The learning rate, too, must be a `(...)` tensor.
```python
class CustomLR(LR, Module):
    def __init__(self, lr: Tensor):
        assert lr.dim() == 1
        assert lr.ge(0.0).all()

        Module.__init__(self)

        self.log_lr = Parameter(lr.add(1e-5).log())

    def forward(self, state: StateForLR):
        return self.log_lr[state.step].clamp(-10, state.x.shape[-2]).exp()
```

## Callbacks

`Callback` is an abstract `class` defined as:
```python
class Callback:
    def on_initialization_done(self, state: StateOnInitializationDone):
        pass

    def on_sampling_iteration_started(self, state: StateOnSamplingIterationStarted):
        pass

    def on_score_computed(self, state: StateOnScoreComputed):
        pass

    def on_proposal_computed(self, state: StateOnProposalComputed):
        pass

    def on_sampling_iteration_done(self, state: StateOnSamplingIterationDone):
        pass

    def on_sampling_done(self, state: StateOnSamplingDone):
        pass
```

`Callback`s are executed at specified stages identified by states during a given iteration in the following order:
1. `on_initialization_done`
2. `on_sampling_iteration_started`
3. `on_score_computed`
4. `on_proposal_computed`
5. `on_sampling_iteration_done`
6. `on_sampling_done`

For example, the state `StateOnProposalComputed` means that the loop is at the stage where the proposal has been computed and is available in the `state` variable.

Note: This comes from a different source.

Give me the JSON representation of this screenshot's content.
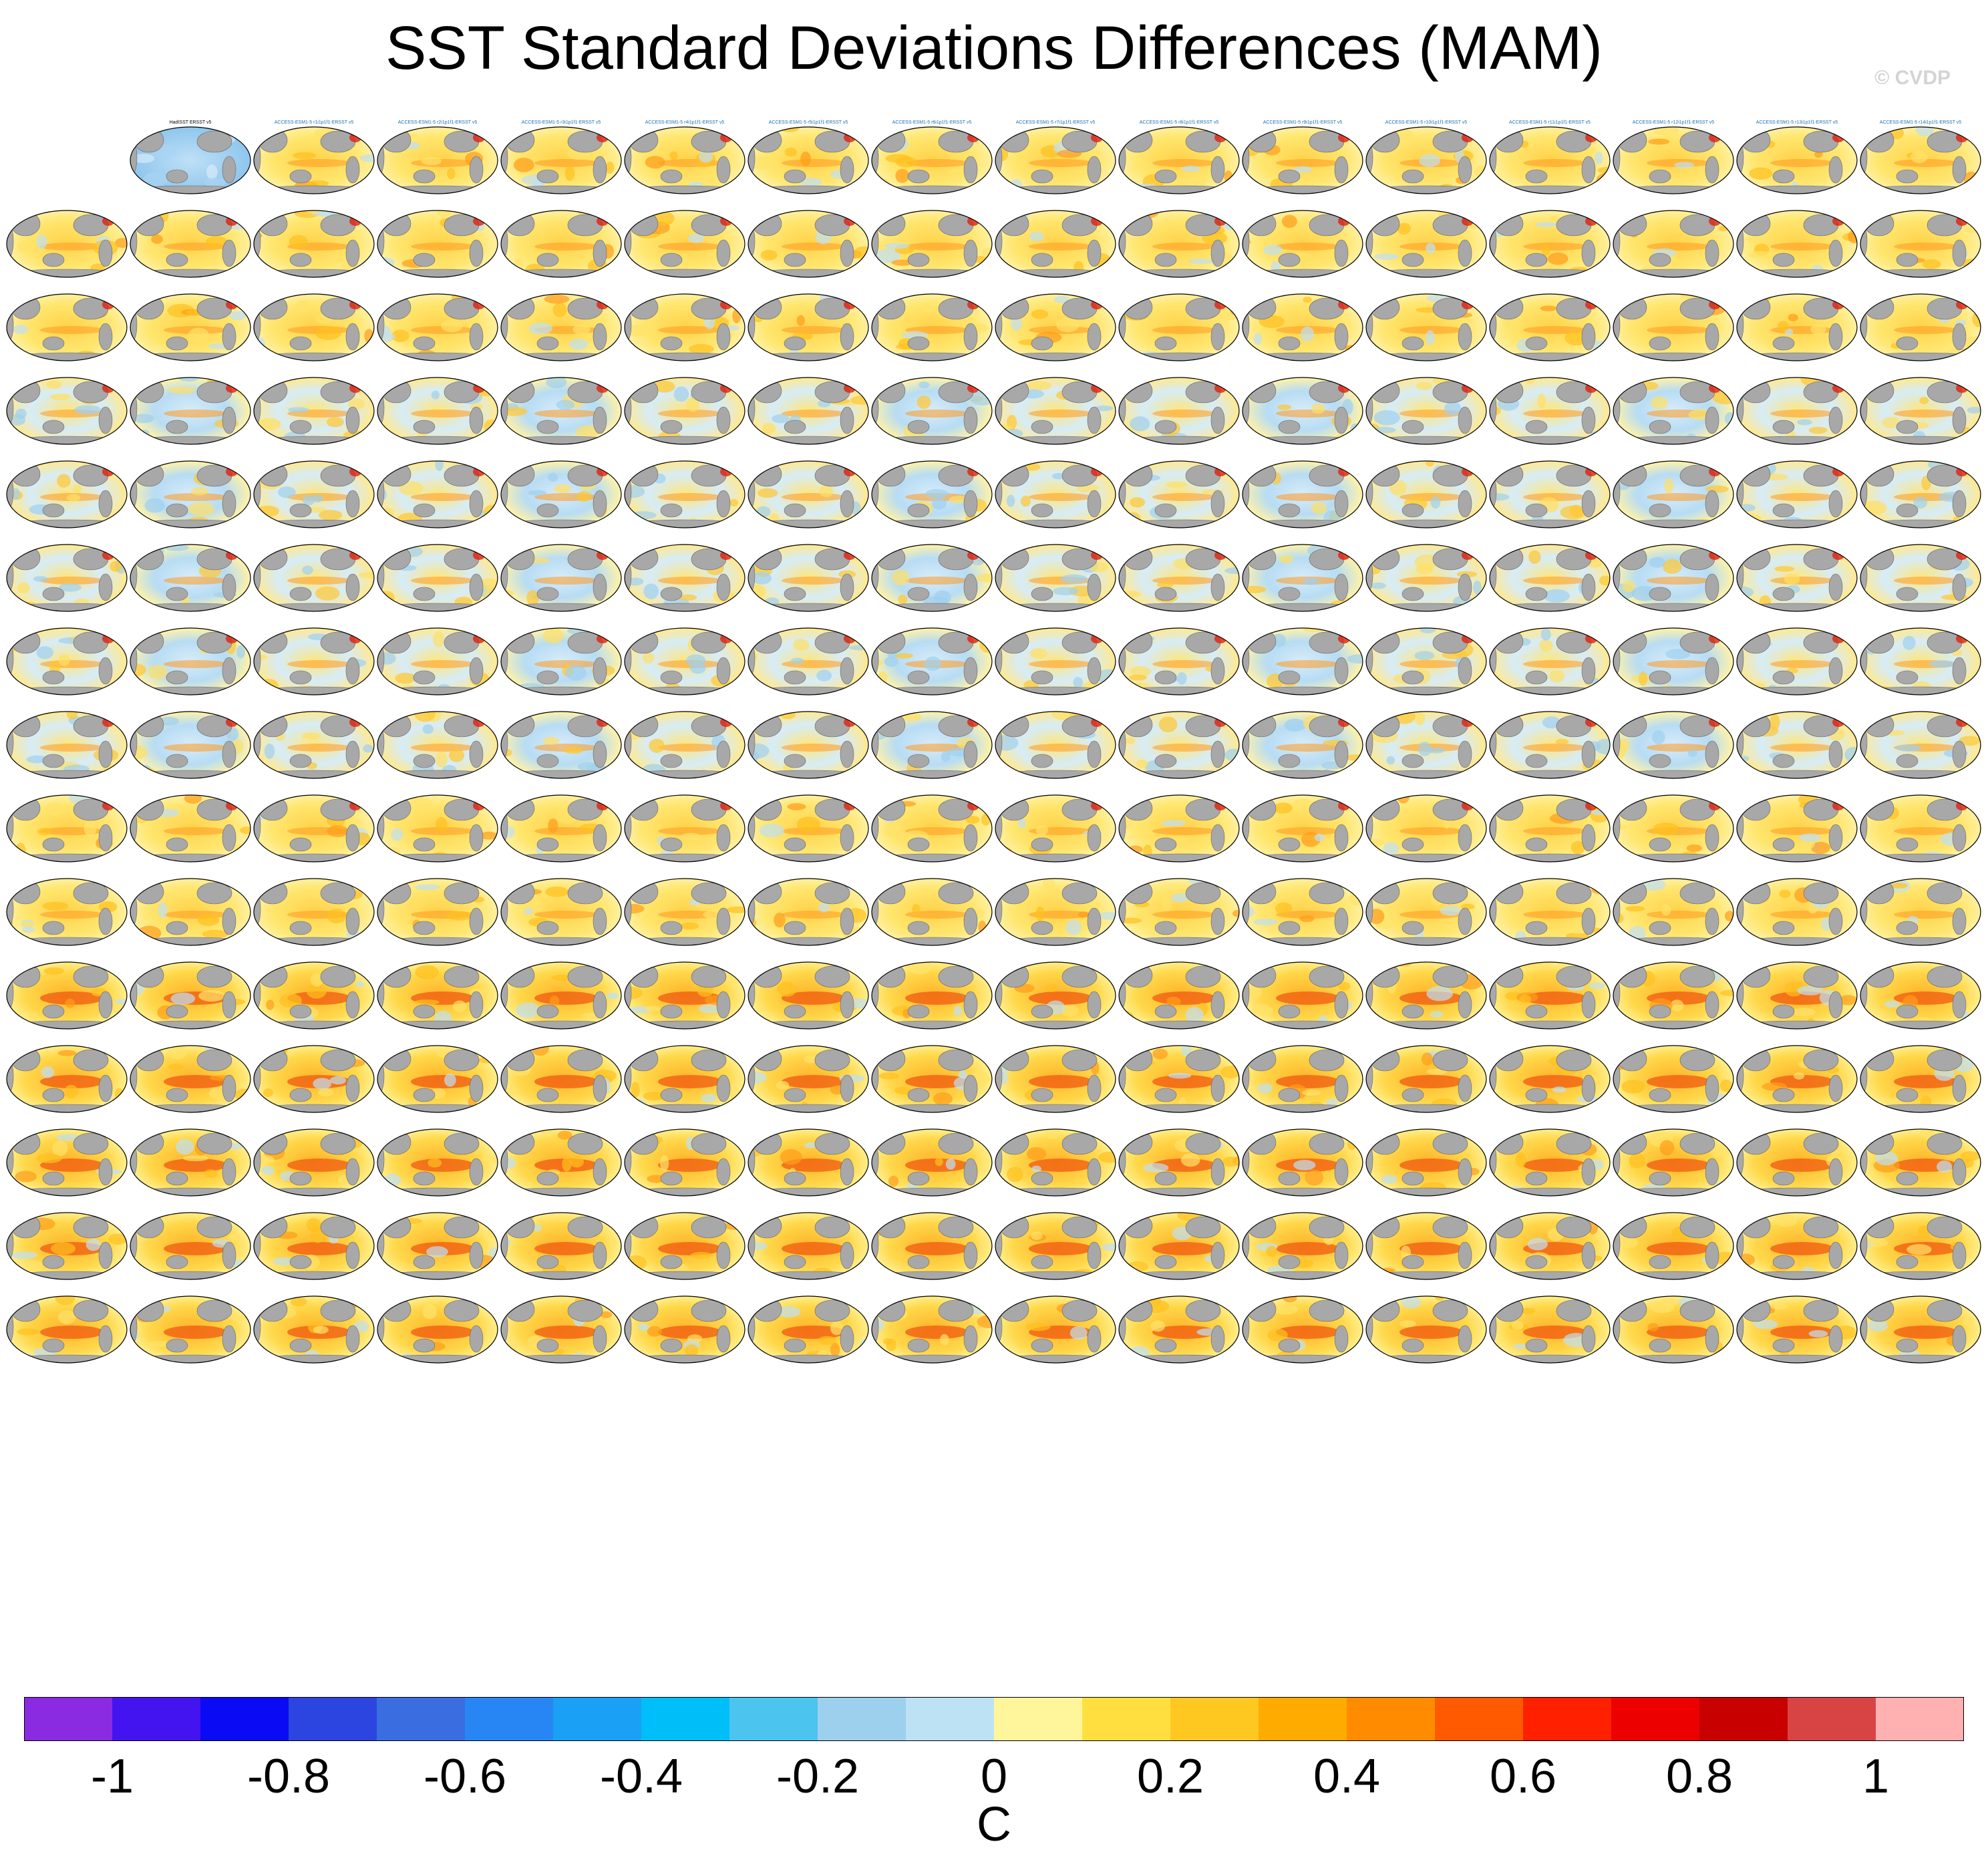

Importantly, we expose `f_attach_iteration`, which controls whether or not to detach the gradients during a given iteration (it is set to `False` by default), and `f_break_sampling_loop`, which controls whether to break the sampling loop (e.g. based on the stein identity).

`f_attach_iteration` should be set in `on_sampling_iteration_started`, and `f_break_sampling_loop` before `on_sampling_iteration_done`.

All states are listed under `svgd.states`. Note that they build upon one another.